Sur ces mots, Hermione partit en trombe, la masse de ses cheveux rebondissant derrière elle à chaque enjambée.

- Super, soupira Ron en adressant à Malfoy un regard noir. Merci beaucoup.

- J'espère que le spectacle t'a plu, Belette, répliqua Malfoy avec un petit sourire satisfait.

- Regarde, Harry ! Regarde ce que je peux faire !

Harry se retourna vers Dennis, qui fronçait les sourcils d'un air concentré. Il se mit à agiter les ailes. Au bout d'un moment, ses pieds se décollèrent du sol, et il s'éleva lentement dans les airs, battant des ailes avec force.

Teddy leva la tête et regarda Dennis, bouche bée, les yeux grands comme des soucoupes :

- Quand je serai grand, déclara-t-il, moi aussi je veux être un monstre. »

Un peu plus tard, Harry, Dennis et Malfoy se retrouvèrent dans la roulotte de ce dernier. Harry remisa dans un coin de sa tête tout souvenir de Malfoy et de sexe et observa d'un œil circonspect son partenaire qui se pavanait devant le miroir sur pied pour contempler sous tous les angles son nouvel attribut.

« J'ai une idée, dit Dennis sans détourner les yeux de son reflet. Celui qui m'a jeté le sort m'a lancé un Incarcerem immédiatement après. On n'a qu'à passer en revue toute l'équipe du théâtre, saisir leurs baguettes et les passer au Priori Incantatum pour trouver le coupable.

Avec un sourire ravi, il regarda Harry, les sourcils haussés, dans l'attente de son approbation.

- Très bonne idée, Dennis. Bien joué. On va faire ça tout de suite, répondit Harry avant de se tourner vers Malfoy. Alors Malfoy, on peut com…

L'air horrifié du blond le coupa dans son élan.

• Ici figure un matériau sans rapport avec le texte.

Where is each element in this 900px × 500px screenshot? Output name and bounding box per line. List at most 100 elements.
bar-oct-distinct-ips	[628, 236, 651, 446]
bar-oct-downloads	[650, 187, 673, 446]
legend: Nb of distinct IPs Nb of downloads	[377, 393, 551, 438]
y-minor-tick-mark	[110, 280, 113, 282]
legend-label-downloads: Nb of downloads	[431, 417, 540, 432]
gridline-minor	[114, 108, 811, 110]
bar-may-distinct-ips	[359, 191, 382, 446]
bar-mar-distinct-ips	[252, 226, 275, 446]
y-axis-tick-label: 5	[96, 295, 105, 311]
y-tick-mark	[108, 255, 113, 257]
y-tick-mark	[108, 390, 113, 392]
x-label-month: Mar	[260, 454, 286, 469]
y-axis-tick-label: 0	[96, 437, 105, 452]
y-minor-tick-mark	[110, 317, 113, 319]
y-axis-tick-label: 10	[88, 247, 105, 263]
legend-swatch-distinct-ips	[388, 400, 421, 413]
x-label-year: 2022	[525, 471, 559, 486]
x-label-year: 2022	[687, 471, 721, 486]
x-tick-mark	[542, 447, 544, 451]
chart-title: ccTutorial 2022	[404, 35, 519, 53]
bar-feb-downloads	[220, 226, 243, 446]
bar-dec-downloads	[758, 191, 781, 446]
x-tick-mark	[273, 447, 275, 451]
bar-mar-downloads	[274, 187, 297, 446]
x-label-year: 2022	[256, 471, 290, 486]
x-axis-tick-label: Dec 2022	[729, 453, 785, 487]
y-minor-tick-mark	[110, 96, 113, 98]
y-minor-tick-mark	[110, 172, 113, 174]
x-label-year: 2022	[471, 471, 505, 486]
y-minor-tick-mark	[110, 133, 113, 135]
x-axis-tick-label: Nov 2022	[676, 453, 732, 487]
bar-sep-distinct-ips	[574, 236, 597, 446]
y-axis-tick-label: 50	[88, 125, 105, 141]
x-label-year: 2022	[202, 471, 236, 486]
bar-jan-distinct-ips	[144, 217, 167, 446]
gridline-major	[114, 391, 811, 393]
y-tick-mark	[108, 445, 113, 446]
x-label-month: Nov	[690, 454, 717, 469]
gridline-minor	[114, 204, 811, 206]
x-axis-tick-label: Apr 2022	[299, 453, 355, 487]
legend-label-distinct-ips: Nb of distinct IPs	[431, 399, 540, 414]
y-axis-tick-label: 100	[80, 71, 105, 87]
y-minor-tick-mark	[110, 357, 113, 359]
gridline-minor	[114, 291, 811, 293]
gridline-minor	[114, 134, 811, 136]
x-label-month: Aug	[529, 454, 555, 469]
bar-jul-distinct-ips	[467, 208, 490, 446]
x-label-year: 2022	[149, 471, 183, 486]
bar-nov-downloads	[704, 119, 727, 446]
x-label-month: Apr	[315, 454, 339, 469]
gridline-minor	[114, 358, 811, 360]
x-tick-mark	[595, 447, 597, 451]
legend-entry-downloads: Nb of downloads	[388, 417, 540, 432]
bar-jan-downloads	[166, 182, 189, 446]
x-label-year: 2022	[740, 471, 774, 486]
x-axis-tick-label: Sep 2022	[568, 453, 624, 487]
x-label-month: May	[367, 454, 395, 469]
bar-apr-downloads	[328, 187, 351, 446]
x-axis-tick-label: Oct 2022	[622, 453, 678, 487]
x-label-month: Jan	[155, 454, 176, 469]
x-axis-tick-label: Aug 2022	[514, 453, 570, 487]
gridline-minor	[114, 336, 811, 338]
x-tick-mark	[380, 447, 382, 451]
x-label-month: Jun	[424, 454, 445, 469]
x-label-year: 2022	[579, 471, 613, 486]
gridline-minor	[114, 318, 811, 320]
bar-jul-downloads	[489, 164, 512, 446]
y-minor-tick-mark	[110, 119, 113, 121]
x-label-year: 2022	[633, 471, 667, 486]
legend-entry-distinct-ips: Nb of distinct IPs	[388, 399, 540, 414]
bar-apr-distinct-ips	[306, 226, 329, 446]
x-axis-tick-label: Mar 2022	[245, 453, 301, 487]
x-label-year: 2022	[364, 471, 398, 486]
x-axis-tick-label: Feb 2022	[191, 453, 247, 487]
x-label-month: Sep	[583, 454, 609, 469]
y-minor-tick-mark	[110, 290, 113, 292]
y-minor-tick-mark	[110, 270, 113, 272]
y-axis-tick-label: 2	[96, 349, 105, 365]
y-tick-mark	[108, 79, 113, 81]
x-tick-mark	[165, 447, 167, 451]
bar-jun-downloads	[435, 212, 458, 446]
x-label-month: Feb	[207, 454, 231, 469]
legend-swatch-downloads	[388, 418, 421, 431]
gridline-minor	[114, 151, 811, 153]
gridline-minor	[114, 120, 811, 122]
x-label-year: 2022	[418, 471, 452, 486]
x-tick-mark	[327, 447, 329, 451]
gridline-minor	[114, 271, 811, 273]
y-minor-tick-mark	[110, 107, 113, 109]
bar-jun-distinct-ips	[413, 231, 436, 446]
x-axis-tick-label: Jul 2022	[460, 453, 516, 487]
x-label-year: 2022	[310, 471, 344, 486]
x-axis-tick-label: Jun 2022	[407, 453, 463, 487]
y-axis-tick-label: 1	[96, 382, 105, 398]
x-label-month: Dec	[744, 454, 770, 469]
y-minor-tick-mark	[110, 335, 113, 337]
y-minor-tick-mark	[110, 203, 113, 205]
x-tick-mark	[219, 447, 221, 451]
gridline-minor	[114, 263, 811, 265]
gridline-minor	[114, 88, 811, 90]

- Euh…, fit-il – avant de percuter.

Tentant de conserver une expression aussi neutre que possible pour contrer le rouge qu'il sentait lui monter aux joues, Harry se retourna vers Dennis :

- C'est une bonne idée, mais ce n'est pas très réalisable en fait. Pour le moment.

- Mais pourquoi ?

- Ne chouine pas.

- Mais, Harry, ça marcherait, tu sais que ça marcherait. Qu'est-ce qui se passe ? I peine dix secondes, tu trouvais que c'était une très bonne idée.

La bouche de Harry sembla former des mots, mais il n'avait rien à répondre à cela. Il se retint de regarder Malfoy, qu'il entendait se tortiller sur son fauteuil.

- Allez ! insista Dennis. Personne en dehors des forces de l'ordre n'utilise l'Incarcerem. Ça ne sert à rien dans le quotidien. Enfin, il y en a qui l'utilisent de temps en temps pour pimenter leur vie sexuelle, mais il y a peu de chance quand même qu'on tombe sur…

Dennis regarda Harry. Puis il regarda Malfoy.

- Putain », marmonna Harry.

Malfoy s'enfouit le visage dans les mains.

Dennis s'écroula de rire, au sens propre, et se roula par terre comme un demeuré. Avec un peu de chance, souhaita Harry, il allait se froisser une aile.